Leukemias represent nearly a third of all cancers diagnosed in children in Canada, and while progress has been made for the treatment of the majority of these leukemias, acute myeloid leukemia (AML) stands out as an exception, with a strikingly poor outcome where only slightly more than half of all patients will be cured. Research into the genetic causes of AML has identified some recurrent mutations, such as rearrangements of the MLL gene which are present in ~65% of infant AML samples, but the development of the disease is still not fully understood. Our lab has used a high throughput technology for RNA and DNA sequencing to study both MLL-rearranged pediatric AML samples and a novel human cord blood model system we have developed to create human MLL-rearranged leukemias.

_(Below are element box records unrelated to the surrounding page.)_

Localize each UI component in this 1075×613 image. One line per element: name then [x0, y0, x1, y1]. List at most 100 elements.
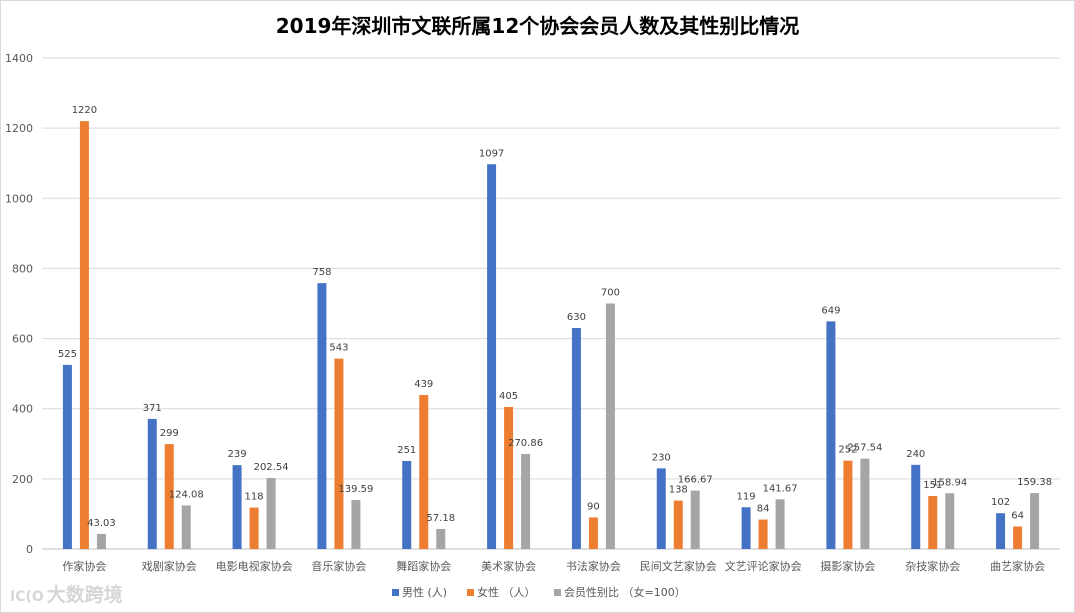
bar-female [79, 121, 89, 549]
bar-female [1013, 526, 1023, 549]
bar-female [504, 406, 514, 549]
data-label-ratio: 166.67 [678, 475, 713, 486]
y-tick-label: 0 [26, 543, 33, 556]
legend: 男性 (人) 女性 （人） 会员性别比 （女=100） [392, 585, 686, 599]
bar-female [164, 444, 174, 549]
y-axis-ticks: 0 200 400 600 800 1000 1200 1400 [5, 52, 33, 556]
bar-ratio [690, 490, 700, 549]
data-label-ratio: 159.38 [1017, 477, 1052, 488]
legend-label-male: 男性 (人) [402, 585, 447, 599]
bar-male [571, 328, 581, 549]
bar-male [402, 460, 412, 549]
x-category-label: 舞蹈家协会 [396, 559, 451, 573]
bar-female [419, 395, 429, 549]
x-category-label: 电影电视家协会 [216, 559, 293, 573]
bar-male [656, 468, 666, 549]
legend-swatch-female [467, 589, 474, 596]
bar-male [232, 465, 242, 549]
bar-ratio [605, 303, 615, 549]
bars [62, 121, 1040, 550]
bar-female [334, 358, 344, 549]
bar-male [62, 364, 72, 549]
watermark-logo: IC(O [10, 589, 44, 605]
bar-ratio [266, 477, 276, 549]
bar-male [487, 164, 497, 550]
data-label-male: 630 [567, 312, 586, 323]
data-label-female: 90 [587, 501, 600, 512]
y-tick-label: 200 [12, 473, 33, 486]
bar-male [826, 321, 836, 549]
data-label-ratio: 141.67 [763, 483, 798, 494]
bar-ratio [351, 500, 361, 549]
bar-ratio [96, 533, 106, 549]
x-category-label: 杂技家协会 [905, 559, 960, 573]
bar-ratio [521, 454, 531, 549]
data-label-female: 1220 [72, 105, 97, 116]
data-label-ratio: 124.08 [169, 489, 204, 500]
bar-ratio [945, 493, 955, 549]
chart-title: 2019年深圳市文联所属12个协会会员人数及其性别比情况 [275, 14, 800, 38]
x-category-label: 音乐家协会 [311, 559, 366, 573]
data-label-ratio: 202.54 [254, 462, 289, 473]
data-label-ratio: 270.86 [508, 438, 543, 449]
bar-female [673, 500, 683, 549]
x-category-label: 作家协会 [62, 559, 106, 573]
bar-female [928, 496, 938, 549]
bar-ratio [436, 528, 446, 549]
bar-male [911, 464, 921, 549]
x-category-label: 曲艺家协会 [990, 559, 1045, 573]
data-label-male: 230 [652, 452, 671, 463]
x-category-label: 文艺评论家协会 [725, 559, 802, 573]
data-label-male: 525 [58, 349, 77, 360]
data-label-ratio: 139.59 [338, 484, 373, 495]
y-tick-label: 1400 [5, 52, 33, 65]
bar-female [843, 460, 853, 549]
watermark-text: 大数跨境 [46, 584, 123, 606]
data-label-male: 239 [228, 449, 247, 460]
bar-female [588, 517, 598, 549]
data-label-female: 543 [329, 343, 348, 354]
bar-female [758, 519, 768, 549]
data-label-male: 102 [991, 497, 1010, 508]
y-tick-label: 400 [12, 403, 33, 416]
bar-female [249, 507, 259, 549]
data-label-male: 649 [821, 305, 840, 316]
x-category-label: 美术家协会 [481, 559, 536, 573]
x-category-label: 摄影家协会 [820, 559, 875, 573]
legend-label-ratio: 会员性别比 （女=100） [564, 585, 686, 599]
data-label-male: 371 [143, 403, 162, 414]
bar-ratio [181, 505, 191, 549]
legend-swatch-male [392, 589, 399, 596]
bar-ratio [860, 458, 870, 549]
y-tick-label: 600 [12, 333, 33, 346]
data-labels: 525 1220 43.03 371 299 124.08 239 118 202.54 758 5… [58, 105, 1052, 529]
data-label-female: 439 [414, 379, 433, 390]
bar-male [741, 507, 751, 549]
y-tick-label: 1200 [5, 122, 33, 135]
data-label-female: 151 [923, 480, 942, 491]
data-label-female: 118 [245, 492, 264, 503]
bar-ratio [775, 499, 785, 549]
data-label-ratio: 700 [601, 288, 620, 299]
y-tick-label: 1000 [5, 192, 33, 205]
x-axis-categories: 作家协会 戏剧家协会 电影电视家协会 音乐家协会 舞蹈家协会 美术家协会 书法家协会 民间文艺… [62, 559, 1045, 573]
bar-male [317, 283, 327, 549]
bar-male [147, 418, 157, 549]
data-label-ratio: 158.94 [932, 477, 967, 488]
data-label-male: 251 [397, 445, 416, 456]
x-category-label: 书法家协会 [566, 559, 621, 573]
legend-label-female: 女性 （人） [477, 585, 536, 599]
legend-swatch-ratio [554, 589, 561, 596]
y-tick-label: 800 [12, 262, 33, 275]
x-category-label: 戏剧家协会 [142, 559, 197, 573]
bar-ratio [1030, 493, 1040, 549]
data-label-female: 405 [499, 391, 518, 402]
x-category-label: 民间文艺家协会 [640, 559, 717, 573]
data-label-female: 138 [669, 485, 688, 496]
data-label-ratio: 43.03 [87, 518, 116, 529]
data-label-ratio: 257.54 [847, 443, 882, 454]
bar-male [996, 513, 1006, 549]
data-label-female: 299 [160, 428, 179, 439]
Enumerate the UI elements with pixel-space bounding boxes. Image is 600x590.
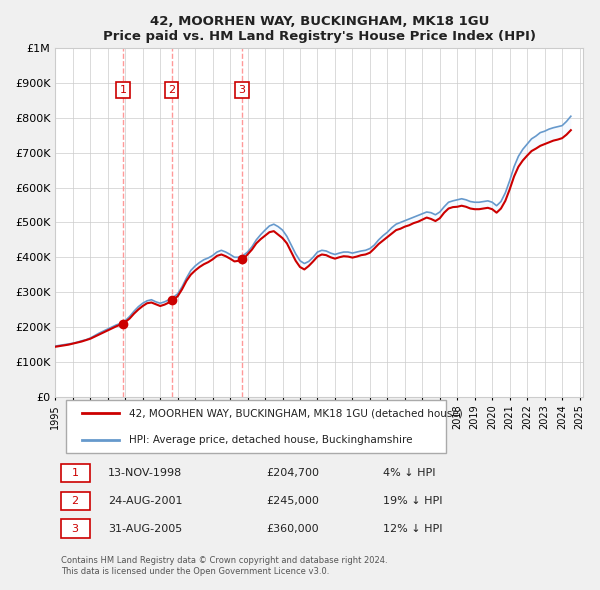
Text: 3: 3 <box>238 85 245 95</box>
Text: 1: 1 <box>119 85 127 95</box>
Text: 4% ↓ HPI: 4% ↓ HPI <box>383 468 435 478</box>
Text: 24-AUG-2001: 24-AUG-2001 <box>108 496 182 506</box>
FancyBboxPatch shape <box>61 519 89 538</box>
Text: 2: 2 <box>168 85 175 95</box>
FancyBboxPatch shape <box>66 399 446 453</box>
Text: 42, MOORHEN WAY, BUCKINGHAM, MK18 1GU (detached house): 42, MOORHEN WAY, BUCKINGHAM, MK18 1GU (d… <box>129 408 463 418</box>
Text: 13-NOV-1998: 13-NOV-1998 <box>108 468 182 478</box>
Text: 3: 3 <box>71 523 79 533</box>
Text: Contains HM Land Registry data © Crown copyright and database right 2024.
This d: Contains HM Land Registry data © Crown c… <box>61 556 387 576</box>
Text: £360,000: £360,000 <box>266 523 319 533</box>
Text: £204,700: £204,700 <box>266 468 319 478</box>
FancyBboxPatch shape <box>61 464 89 482</box>
Text: 12% ↓ HPI: 12% ↓ HPI <box>383 523 442 533</box>
FancyBboxPatch shape <box>61 491 89 510</box>
Title: 42, MOORHEN WAY, BUCKINGHAM, MK18 1GU
Price paid vs. HM Land Registry's House Pr: 42, MOORHEN WAY, BUCKINGHAM, MK18 1GU Pr… <box>103 15 536 43</box>
Text: 1: 1 <box>71 468 79 478</box>
Text: 19% ↓ HPI: 19% ↓ HPI <box>383 496 442 506</box>
Text: 2: 2 <box>71 496 79 506</box>
Text: £245,000: £245,000 <box>266 496 319 506</box>
Text: HPI: Average price, detached house, Buckinghamshire: HPI: Average price, detached house, Buck… <box>129 435 413 445</box>
Text: 31-AUG-2005: 31-AUG-2005 <box>108 523 182 533</box>
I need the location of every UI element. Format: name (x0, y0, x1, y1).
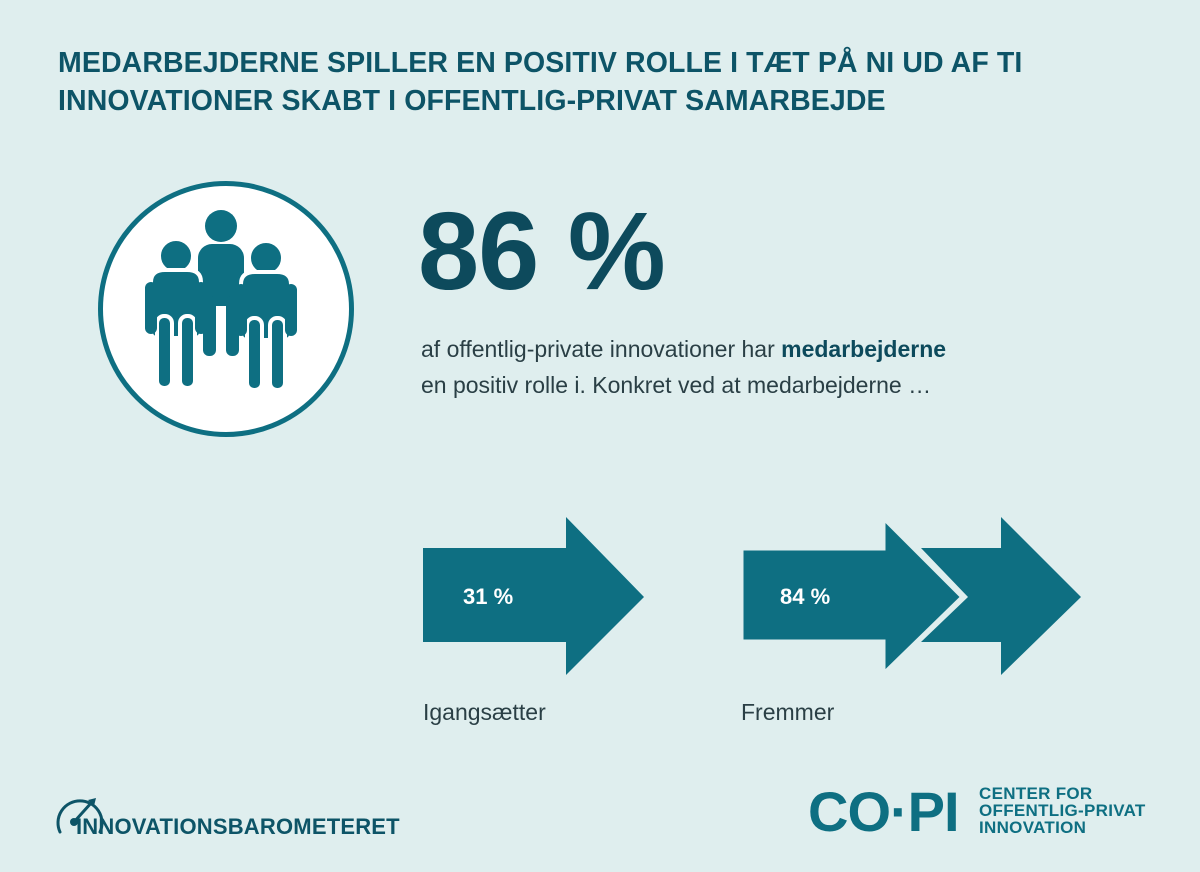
desc-part-1: af offentlig-private innovationer har (421, 336, 782, 362)
title-line-1: MEDARBEJDERNE SPILLER EN POSITIV ROLLE I… (58, 47, 1023, 79)
fremmer-label: Fremmer (741, 699, 835, 725)
innovationsbarometeret-text: INNOVATIONSBAROMETERET (76, 814, 400, 839)
copi-sub-line-3: INNOVATION (979, 818, 1087, 837)
copi-subtitle: CENTER FOR OFFENTLIG-PRIVAT INNOVATION (979, 785, 1146, 836)
igangsaetter-percent: 31 % (463, 584, 514, 609)
copi-sub-line-1: CENTER FOR (979, 784, 1093, 803)
title-line-2: INNOVATIONER SKABT I OFFENTLIG-PRIVAT SA… (58, 85, 886, 117)
page-title: MEDARBEJDERNE SPILLER EN POSITIV ROLLE I… (58, 44, 1158, 120)
copi-logo: CO·PI CENTER FOR OFFENTLIG-PRIVAT INNOVA… (808, 782, 1188, 842)
gauge-icon (56, 798, 104, 834)
desc-bold: medarbejderne (781, 336, 947, 362)
copi-mark: CO·PI (808, 780, 960, 843)
arrow-fremmer-front (738, 510, 967, 681)
headline-description: af offentlig-private innovationer har me… (421, 331, 1121, 403)
headline-percent: 86 % (418, 190, 666, 313)
arrow-igangsaetter (423, 517, 644, 675)
igangsaetter-label: Igangsætter (423, 699, 546, 725)
innovationsbarometeret-logo: INNOVATIONSBAROMETERET (52, 782, 472, 842)
desc-part-2: en positiv rolle i. Konkret ved at medar… (421, 372, 932, 398)
fremmer-percent: 84 % (780, 584, 831, 609)
copi-sub-line-2: OFFENTLIG-PRIVAT (979, 801, 1146, 820)
people-circle (98, 181, 354, 437)
arrow-fremmer-back (921, 517, 1081, 675)
three-people-icon (145, 210, 297, 392)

The comparison of these data to normal samples has clearly revealed 39 genes specifically expressed in MLL-rearranged leukemias. We will investigate one specific candidate gene, RET, in more detail because it is known to be involved in other types of cancer and also because we have shown that it is essential in MLL-AF9 AML. We will also look at leukemia specific changes in alternative splicing, which allows individual genes to make different versions of a protein, and epigenetic changes, which control how DNA is physically arranged and used in the cell. Lastly, we will look at how normal genetic variation in the human population impacts gene function and helps to promote cancer.
This work will provide new understanding into the requirements for leukemia development when the MLL gene is rearranged and it will also clarify which requirements are specific to certain types of leukemia. In addition, the systematic analysis of the initial candidate genes we have found will reveal both novel biomarkers for AML and potential therapeutic targets for this disease.